In s 132 the word “transaction” is not used except in subs. (3)(a): “ “conversion of securities” includes any of the following, whether effected by a transaction or occurring in consequence of the operation of the terms of any security or of any debenture which is not a security . . .”. so what matters is the fact of conversion and no transaction is required. This is reinforced by s 116 (2) which refers to “any conversion of securities (whether or not effected by a transaction)”.

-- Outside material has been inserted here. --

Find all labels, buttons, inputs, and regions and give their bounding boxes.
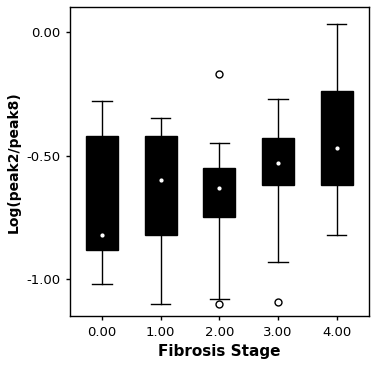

The UT acknowledged that s 116 and the whole of the reorganisations rules in TCGA are capable of more than one interpretation but said “(57) The interpretation of section 116 whereby the ‘transaction’ referred to is the conversion under section 132 and whereby that conversion is a single event relating to a particular class of security is, in our view, clearly an available construction and the one to be preferred.”

HMRC’s other argument- Ramsay

As an alternative HMRC argued that the Ramsay principle should be applied and so the whole arrangement should be considered as if it were a single transaction with any unnecessary steps disregarded, in this instance the conversion of the Earn-out non-QCBs into QCBs. Whilst it was not necessary to consider this argument in order to uphold HMRC’s appeal, the UT opined that in view of the time scale, in particular the seven week existence of the Earn-out non-QCBs it would have been difficult to ignore them and regard them as not having genuine commercial existence. Therefore the UT agreed with the FTT’s decision on this point.